For purposes of this post, I made some conservative assumptions to simplify analysis of the cycling data I have been collecting since 2008. First, I assume that all the bicycling I do is moderate exercise, even though some of it is clearly vigorous. Second, because I track miles I ride, not time, I assumed an average speed of 13 miles per hour to convert miles to minutes. Over the past year (52 weeks), I have exceeded 300 minutes of exercise for 41 weeks and 150 minutes for 8 weeks; I have met or exceeded the minimum aerobic exercise guidelines 94% of the time. All of this occurred during a period of discouragement with regards to my career as a randonneur and in a year where I made 4 trips to California and spent 6 weeks there helping my ailing father. Since 2008, I have averaged 283 minutes a week of aerobic exercise, an average that includes approximately one year in which I did almost no riding. Since my re-re-start of cycling in 2010, I have averaged 362 minutes a week. Since beginning randonneuring in 2012, I have averaged 441 minutes a week. I think cycling is providing me with enough aerobic exercise for health.

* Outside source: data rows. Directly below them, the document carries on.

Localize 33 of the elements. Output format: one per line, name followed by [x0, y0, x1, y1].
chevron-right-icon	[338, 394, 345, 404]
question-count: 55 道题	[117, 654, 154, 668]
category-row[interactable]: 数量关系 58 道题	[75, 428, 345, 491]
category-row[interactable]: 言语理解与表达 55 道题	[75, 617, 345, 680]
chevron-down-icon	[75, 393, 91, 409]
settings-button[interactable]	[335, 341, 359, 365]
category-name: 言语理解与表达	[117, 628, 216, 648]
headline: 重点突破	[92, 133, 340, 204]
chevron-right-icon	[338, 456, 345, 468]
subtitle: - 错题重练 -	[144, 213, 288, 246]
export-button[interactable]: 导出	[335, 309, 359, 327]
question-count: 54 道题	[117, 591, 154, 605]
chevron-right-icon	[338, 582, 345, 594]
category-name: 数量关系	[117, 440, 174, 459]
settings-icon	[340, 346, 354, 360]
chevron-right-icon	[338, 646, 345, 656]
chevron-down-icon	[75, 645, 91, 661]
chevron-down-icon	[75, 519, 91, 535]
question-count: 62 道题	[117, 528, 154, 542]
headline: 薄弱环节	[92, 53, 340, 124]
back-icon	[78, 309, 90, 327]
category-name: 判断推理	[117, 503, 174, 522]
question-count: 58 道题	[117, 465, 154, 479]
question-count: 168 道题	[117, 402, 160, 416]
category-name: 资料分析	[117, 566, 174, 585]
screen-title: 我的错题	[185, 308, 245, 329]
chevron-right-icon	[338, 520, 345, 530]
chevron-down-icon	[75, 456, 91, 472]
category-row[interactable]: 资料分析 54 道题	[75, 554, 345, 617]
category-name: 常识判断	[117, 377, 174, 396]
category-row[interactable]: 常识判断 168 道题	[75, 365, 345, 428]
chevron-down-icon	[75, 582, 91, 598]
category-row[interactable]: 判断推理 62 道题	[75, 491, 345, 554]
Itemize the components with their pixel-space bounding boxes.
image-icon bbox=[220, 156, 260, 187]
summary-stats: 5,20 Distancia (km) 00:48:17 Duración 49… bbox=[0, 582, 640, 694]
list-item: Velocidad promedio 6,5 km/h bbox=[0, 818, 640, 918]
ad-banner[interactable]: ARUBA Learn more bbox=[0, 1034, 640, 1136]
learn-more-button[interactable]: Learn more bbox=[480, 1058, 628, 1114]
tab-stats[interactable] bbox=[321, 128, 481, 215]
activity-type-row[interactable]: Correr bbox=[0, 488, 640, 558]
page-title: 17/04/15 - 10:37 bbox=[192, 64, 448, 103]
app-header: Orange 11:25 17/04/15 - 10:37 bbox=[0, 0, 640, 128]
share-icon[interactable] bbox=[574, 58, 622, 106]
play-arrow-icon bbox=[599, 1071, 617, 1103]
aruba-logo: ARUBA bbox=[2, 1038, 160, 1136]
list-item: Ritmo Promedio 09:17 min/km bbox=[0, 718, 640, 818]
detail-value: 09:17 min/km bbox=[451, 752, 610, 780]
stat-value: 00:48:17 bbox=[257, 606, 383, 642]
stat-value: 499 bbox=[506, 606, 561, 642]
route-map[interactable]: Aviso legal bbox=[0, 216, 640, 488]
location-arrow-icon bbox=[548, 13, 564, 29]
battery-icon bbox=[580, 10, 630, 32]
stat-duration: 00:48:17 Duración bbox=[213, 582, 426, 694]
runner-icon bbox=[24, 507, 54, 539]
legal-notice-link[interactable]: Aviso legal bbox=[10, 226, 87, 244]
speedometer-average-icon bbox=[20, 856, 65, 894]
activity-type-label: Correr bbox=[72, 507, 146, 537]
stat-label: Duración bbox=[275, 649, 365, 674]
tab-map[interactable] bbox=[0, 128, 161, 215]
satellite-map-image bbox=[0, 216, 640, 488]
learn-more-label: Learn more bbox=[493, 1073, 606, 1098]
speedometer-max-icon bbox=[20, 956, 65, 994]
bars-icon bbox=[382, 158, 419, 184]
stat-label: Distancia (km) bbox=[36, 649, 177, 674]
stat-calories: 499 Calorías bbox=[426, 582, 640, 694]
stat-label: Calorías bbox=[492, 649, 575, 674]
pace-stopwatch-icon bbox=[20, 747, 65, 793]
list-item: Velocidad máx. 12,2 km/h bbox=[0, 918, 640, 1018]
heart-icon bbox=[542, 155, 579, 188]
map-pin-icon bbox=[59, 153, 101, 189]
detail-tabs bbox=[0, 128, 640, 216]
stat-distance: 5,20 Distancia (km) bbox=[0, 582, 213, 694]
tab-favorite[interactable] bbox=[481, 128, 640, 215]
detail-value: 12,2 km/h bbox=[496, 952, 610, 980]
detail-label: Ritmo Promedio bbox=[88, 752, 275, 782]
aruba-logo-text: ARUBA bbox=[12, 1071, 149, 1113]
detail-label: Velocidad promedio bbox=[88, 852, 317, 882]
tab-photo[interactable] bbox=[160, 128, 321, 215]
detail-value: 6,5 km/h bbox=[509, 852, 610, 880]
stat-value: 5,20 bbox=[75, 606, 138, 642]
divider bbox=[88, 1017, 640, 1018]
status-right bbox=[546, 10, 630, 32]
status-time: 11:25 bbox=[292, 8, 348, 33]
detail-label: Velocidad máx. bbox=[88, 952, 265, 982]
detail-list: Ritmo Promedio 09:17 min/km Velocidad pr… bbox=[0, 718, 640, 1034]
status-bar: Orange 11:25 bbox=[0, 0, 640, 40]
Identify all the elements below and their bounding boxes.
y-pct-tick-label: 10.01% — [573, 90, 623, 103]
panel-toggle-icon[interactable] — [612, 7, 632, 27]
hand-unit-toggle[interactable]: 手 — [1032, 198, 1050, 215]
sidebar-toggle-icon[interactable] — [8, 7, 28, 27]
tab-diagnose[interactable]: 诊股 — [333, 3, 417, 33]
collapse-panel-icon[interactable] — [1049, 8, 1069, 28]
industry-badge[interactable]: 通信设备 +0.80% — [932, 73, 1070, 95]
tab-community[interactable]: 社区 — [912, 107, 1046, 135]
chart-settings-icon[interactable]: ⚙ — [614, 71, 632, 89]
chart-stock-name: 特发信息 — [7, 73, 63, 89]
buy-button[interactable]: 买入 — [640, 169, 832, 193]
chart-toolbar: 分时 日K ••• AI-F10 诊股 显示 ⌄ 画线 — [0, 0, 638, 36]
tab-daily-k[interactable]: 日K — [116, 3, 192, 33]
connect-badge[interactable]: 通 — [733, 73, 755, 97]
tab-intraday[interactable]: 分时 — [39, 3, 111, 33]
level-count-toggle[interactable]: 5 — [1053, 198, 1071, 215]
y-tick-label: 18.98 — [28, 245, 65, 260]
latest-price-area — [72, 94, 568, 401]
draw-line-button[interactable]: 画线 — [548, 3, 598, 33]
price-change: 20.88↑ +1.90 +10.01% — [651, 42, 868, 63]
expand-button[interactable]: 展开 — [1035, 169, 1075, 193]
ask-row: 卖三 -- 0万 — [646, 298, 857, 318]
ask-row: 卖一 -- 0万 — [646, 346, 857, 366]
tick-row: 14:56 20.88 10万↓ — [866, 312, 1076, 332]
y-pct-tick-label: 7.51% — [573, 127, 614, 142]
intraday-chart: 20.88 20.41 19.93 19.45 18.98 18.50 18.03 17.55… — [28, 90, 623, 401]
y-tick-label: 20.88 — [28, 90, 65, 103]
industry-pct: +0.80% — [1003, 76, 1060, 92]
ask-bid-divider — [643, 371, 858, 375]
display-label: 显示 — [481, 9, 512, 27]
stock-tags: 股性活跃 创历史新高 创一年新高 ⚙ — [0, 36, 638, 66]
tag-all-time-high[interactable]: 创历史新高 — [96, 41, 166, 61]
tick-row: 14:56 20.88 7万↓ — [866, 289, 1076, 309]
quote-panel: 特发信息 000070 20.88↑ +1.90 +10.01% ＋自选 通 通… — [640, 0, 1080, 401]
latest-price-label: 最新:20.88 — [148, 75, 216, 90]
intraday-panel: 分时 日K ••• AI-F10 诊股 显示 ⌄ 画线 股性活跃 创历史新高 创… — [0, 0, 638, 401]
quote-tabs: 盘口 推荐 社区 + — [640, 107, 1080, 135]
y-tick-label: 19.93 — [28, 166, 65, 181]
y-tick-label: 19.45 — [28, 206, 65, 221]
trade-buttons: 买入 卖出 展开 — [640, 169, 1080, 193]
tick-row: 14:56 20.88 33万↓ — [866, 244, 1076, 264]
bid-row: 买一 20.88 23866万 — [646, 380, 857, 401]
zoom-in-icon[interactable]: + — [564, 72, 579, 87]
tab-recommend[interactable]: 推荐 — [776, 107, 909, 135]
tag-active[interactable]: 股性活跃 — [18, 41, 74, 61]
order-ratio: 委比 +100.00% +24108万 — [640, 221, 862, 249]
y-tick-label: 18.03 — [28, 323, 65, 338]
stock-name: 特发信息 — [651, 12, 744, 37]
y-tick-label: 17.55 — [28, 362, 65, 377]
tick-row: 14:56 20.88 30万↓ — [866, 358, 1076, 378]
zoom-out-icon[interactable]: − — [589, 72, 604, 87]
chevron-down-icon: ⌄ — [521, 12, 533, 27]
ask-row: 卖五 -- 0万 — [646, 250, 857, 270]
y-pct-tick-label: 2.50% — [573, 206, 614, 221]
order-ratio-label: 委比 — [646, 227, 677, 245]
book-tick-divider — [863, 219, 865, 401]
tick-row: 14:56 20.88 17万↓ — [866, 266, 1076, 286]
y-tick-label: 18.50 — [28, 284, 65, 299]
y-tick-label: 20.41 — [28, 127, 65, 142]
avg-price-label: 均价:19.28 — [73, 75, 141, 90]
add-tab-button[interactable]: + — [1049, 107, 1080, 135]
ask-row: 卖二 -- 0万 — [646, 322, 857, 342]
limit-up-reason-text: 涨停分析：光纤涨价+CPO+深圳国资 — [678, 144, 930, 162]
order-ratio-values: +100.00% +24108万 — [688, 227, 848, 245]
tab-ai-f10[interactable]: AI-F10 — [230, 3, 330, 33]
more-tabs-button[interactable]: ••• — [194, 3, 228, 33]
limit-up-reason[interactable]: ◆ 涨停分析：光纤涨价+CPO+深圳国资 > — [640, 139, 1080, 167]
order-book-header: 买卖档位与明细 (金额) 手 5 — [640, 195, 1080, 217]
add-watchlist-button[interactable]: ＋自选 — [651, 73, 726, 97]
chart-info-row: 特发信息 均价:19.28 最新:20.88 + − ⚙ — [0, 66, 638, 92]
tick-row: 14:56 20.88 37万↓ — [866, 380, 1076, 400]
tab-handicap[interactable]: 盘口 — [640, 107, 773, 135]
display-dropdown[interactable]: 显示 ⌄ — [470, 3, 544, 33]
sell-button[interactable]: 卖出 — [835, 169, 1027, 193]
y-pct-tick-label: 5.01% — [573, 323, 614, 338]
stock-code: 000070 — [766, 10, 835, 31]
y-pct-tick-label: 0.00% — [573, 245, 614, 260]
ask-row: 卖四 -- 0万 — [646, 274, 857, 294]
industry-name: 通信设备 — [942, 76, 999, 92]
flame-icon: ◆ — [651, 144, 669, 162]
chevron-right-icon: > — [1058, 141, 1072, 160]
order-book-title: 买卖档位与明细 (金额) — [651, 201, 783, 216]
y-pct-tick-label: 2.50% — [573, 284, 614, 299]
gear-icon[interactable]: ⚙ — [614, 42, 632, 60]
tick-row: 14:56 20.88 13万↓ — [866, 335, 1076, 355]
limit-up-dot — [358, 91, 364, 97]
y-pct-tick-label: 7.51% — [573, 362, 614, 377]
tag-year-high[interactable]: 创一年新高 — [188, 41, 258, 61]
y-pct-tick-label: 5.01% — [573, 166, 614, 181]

How about the distribution of that exercise? I have already discussed that in terms of the percentage of weeks I met the guidelines, but how about days per week? Am I a weekend warrior, or do I properly distribute my exercise? That depends on when I look:



Before I retired, I was a classic weekend warrior; most weeks I rode on the weekends, but not during the week. Once I retired, I rode almost every day, most commonly 4 or 5 days a week. In retrospect, while I was working, I should have found some way to commute to work by bicycle. A 2004 study found that getting enough exercise, but getting it all on the weekend, provides some benefits to some people, but spreading that same exercise out over the week provides more benefits and provides benefits to all groups studied.

Randonneuring


Developing a training program to allow me to continue as a randonneur is clearly a work in progress, a work that I have discussed ad nauseum on this blog. I just want to discuss one statistic in this post. My Randonneurs USA Members Handbook says that I should be riding at least 5000 miles per year to prepare for randonneuring. As part of my compulsive record keeping, I keep a running average as to how many miles I have ridden during the previous 12 months. At present, that average is at 4636 miles, less than the desired 5000 but perhaps understandable given that I have not been preparing for a brevet during that time. At the peak of my brevet training, I hit 5572 miles from August 2012 through July 2013. At the time I rode my first 200K brevet in May of 2012, I had accumulated a mere 3522 miles during the previous year. Since starting randonneuring in 2012, I have averaged 4967 miles per year, not quite there but pretty darn close.

Conclusions


Preparing this post has been a very motivating experience. I have a dour personality and so, before I prepared this post, my overall impression was of a cycling career full of lapses and setbacks. However, when I crunched the numbers, I feel like I am doing pretty well. Pulling together this post also helped me remember and clarify why I am doing what I am doing; it is easier to drag myself over to the Rice Track for yet another ride when I remember that I am doing that to stay healthy and to be ready for a fun ride when one becomes available. Although I was pleasantly surprised by the number of fun rides I have taken, I feel like that is a number I should try to increase. How I propose to do that will be topics of future posts; stay tuned.




1) Randonneur, randonneuse, brevet, R12 award, and PBP are all terms having to do with the sport of randonneuring. I have posted extensively on this in the past, and there is an excellent summary of that sport on the RUSA website.